SafePass – Full Vaccine and Test Management Built in Under a Month

During the height of the COVID-19 pandemic, SafePass began as a secure mobile application for storing encrypted vaccination documentation on the blockchain. But when news broke of a pending federal vaccination mandate for companies with over 100 employees, the problem space changed overnight. Employers across the country were about to become responsible for tracking not only the vaccination status of their workforce, but also weekly testing, exemption requests, and live proctoring of tests—all while maintaining HIPAA compliance and data security at scale.

So we built it.

In less than a month, our small team designed, built, tested, and deployed a national-scale infrastructure to support SafePass Corporate: a fully managed vaccine and testing compliance system. It supported real-time test tracking, live video proctoring, HIPAA-compliant data storage, and end-to-end employee management. By the time the Supreme Court struck down the mandate, our system was already live, deployed, and in use by several Fortune 100s.

What We Built

  • A corporate portal for onboarding large enterprises and configuring compliance rules
  • An employee portal for uploading vaccination cards, tracking testing status, and viewing history
  • A real-time test proctoring system with live video, waiting rooms, identity verification, and medical documentation workflows
  • Infrastructure capable of securely handling tens of thousands of users concurrently
  • HIPAA-compliant data pipelines, audit trails, and operational support tools

How We Built It So Fast

We write more software than most teams many times our size. I’ve personally been coding daily for over 25 years—even in executive roles—and our team follows a development discipline that looks very different from typical enterprise dev shops.The key is this: we don’t write much code manually. Over 95% of our SQL, C#, and JavaScript code is generated and maintained by AI. Not hallucination-prone LLMs, but deterministic systems powered by Buffaly and our ontology engine. Long before ChatGPT was released, we’d already built AI-driven pipelines that:

  • Take high-level system specifications (from our metabase)
  • Generate fully auditable stored procedures
  • Generate type-safe repository layers
  • Generate business logic, data access layers, and UI scaffolds

One of our golden rules: application code is not allowed to touch the database directly. All interactions flow through stored procedures. No raw SQL, no dynamic LINQ, no entity framework magic. That decision alone gives us:

  • Full auditability and changelogs
  • Confidence in schema changes (we can instantly map all downstream dependencies)
  • A single authoritative interface contract between the data and application layers

From this structure, the entire system becomes self-documenting, stable, and lightning-fast to iterate. When testing rules changed, we updated the ontology, and Buffaly re-generated the affected procedures, APIs, and logic trees. When workflows changed, we recompiled the system model, not the code.

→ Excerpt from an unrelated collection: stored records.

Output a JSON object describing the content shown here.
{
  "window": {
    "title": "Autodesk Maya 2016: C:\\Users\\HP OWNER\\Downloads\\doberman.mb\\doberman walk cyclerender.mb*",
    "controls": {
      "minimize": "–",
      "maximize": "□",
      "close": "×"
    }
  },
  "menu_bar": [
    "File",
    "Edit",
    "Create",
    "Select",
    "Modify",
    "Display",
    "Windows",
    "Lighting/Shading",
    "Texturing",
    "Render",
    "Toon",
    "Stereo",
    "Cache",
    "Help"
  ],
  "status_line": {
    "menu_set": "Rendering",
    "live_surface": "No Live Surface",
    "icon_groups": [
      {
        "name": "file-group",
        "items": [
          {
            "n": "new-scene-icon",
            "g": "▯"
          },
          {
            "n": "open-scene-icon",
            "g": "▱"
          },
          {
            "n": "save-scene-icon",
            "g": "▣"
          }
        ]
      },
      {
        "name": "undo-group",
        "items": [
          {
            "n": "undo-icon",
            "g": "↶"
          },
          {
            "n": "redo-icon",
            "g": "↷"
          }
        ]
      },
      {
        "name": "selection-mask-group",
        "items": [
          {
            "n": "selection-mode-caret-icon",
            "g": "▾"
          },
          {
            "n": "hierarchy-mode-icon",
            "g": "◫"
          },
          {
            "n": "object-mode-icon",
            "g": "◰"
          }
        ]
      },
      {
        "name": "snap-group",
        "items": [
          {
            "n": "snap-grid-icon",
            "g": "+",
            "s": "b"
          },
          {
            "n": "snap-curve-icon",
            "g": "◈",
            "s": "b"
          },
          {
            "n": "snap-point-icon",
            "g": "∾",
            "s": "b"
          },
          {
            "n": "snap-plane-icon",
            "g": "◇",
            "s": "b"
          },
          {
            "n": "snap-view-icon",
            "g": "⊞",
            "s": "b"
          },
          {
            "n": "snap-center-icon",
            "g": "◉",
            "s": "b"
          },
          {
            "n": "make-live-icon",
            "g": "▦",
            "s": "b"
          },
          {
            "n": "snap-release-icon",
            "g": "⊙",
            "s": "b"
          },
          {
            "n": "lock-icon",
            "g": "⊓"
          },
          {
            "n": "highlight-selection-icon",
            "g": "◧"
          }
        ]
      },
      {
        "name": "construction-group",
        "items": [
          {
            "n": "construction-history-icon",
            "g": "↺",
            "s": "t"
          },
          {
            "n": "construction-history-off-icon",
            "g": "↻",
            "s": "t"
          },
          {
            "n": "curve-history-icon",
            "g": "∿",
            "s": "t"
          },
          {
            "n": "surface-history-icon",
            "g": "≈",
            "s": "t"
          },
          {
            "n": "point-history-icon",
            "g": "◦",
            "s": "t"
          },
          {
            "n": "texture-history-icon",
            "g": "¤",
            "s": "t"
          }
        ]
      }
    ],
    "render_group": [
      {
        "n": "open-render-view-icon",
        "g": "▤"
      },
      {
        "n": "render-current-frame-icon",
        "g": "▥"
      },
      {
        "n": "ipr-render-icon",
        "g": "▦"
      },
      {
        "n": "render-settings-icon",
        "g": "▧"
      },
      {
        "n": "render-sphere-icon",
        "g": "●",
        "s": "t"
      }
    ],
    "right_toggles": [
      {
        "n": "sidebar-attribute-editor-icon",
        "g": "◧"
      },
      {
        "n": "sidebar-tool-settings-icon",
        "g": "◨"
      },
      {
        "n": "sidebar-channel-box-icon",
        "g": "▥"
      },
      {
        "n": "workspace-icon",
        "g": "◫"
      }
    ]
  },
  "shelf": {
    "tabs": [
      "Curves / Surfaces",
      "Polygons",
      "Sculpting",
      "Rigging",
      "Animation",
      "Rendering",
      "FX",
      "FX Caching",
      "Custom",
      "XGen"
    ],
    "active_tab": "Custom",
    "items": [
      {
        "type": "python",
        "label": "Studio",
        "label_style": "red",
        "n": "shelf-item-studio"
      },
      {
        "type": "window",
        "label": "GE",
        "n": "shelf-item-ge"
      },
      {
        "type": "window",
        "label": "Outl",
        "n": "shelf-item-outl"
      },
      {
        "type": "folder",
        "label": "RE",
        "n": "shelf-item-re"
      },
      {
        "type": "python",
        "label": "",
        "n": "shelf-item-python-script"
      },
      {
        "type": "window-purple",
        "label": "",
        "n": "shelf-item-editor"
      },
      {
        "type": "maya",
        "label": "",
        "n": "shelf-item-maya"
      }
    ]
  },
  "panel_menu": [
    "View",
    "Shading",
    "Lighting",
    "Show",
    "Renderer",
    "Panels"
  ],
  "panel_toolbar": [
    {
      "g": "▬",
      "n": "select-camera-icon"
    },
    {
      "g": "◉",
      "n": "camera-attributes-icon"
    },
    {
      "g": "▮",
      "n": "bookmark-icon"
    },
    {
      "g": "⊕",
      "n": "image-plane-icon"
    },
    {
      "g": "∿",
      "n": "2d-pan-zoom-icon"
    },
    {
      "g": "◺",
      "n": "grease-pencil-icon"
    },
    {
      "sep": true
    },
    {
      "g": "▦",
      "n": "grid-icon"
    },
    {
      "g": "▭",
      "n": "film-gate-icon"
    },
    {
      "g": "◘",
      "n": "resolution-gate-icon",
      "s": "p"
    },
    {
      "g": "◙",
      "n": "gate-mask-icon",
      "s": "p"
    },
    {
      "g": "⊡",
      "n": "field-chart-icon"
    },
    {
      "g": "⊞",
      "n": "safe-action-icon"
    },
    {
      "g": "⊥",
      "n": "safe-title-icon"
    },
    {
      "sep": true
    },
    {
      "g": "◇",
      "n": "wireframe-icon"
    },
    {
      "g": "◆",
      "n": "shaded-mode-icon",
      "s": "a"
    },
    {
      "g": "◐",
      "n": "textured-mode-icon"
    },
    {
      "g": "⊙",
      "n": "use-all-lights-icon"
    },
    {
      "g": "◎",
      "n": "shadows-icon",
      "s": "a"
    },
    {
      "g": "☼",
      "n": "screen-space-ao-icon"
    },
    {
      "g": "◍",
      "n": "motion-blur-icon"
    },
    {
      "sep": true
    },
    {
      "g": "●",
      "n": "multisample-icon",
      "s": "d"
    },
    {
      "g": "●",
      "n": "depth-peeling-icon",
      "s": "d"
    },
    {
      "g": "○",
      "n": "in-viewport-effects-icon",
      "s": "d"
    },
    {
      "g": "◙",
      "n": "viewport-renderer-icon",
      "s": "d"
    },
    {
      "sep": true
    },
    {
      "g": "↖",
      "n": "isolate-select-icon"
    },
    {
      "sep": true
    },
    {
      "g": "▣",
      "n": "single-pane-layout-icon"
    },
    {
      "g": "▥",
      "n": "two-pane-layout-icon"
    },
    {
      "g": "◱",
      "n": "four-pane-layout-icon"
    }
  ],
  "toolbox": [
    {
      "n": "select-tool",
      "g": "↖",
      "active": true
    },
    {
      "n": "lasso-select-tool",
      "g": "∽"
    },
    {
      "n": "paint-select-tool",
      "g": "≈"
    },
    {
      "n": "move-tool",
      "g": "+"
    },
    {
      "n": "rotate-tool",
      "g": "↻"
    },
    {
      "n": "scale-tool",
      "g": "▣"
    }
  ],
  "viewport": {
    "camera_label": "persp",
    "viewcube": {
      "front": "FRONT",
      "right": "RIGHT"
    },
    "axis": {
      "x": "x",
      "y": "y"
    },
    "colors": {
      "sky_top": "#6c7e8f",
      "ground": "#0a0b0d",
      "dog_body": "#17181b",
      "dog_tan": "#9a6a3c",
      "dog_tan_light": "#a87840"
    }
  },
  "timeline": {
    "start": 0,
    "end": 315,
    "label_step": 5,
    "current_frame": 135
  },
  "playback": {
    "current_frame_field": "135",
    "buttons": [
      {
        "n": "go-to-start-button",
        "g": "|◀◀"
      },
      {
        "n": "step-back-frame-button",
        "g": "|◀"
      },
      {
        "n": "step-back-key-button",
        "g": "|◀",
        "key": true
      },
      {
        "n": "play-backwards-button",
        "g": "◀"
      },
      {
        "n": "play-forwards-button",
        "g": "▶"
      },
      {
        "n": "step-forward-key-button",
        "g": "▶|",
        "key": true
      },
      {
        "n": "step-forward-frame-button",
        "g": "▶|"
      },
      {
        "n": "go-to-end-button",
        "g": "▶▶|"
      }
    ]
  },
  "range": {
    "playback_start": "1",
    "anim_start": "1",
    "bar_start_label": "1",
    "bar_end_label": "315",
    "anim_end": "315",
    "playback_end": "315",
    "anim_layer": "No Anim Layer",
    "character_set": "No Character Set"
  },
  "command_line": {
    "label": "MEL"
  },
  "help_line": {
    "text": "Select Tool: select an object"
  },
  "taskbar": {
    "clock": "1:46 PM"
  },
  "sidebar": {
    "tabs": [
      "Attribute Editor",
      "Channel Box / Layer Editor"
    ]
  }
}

Handling Complexity Without the Chaos

Managing test results and vaccination records across thousands of employees is complex on its own. Add in:

  • Proctored tests requiring identity validation
  • Medical exemptions and approval workflows
  • Location-specific rules
  • Audit trails for each test, result, and login

...and you’ve got a serious compliance system. But because our platform is built on structured, semantically-aware rules rather than sprawling, handwritten business logic, we were able to implement every one of these features cleanly, with minimal fragility.

A Fast Pivot That Proved the Point

Yes, the mandate was ultimately blocked by the Supreme Court. But that doesn’t change what we accomplished: a real-time, national-scale medical compliance system, deployed in less than a month, live-tested with Fortune 100s, and built entirely on first principles that we still use today.

We’ve continued to rely on the same foundation—semantic rules, Buffaly, OGAR, and a pipeline that respects code as structure, not as artisanal craft. When new problems emerge, we don’t write more code. We evolve the model.

That’s how SafePass was built. And it’s still how we build today.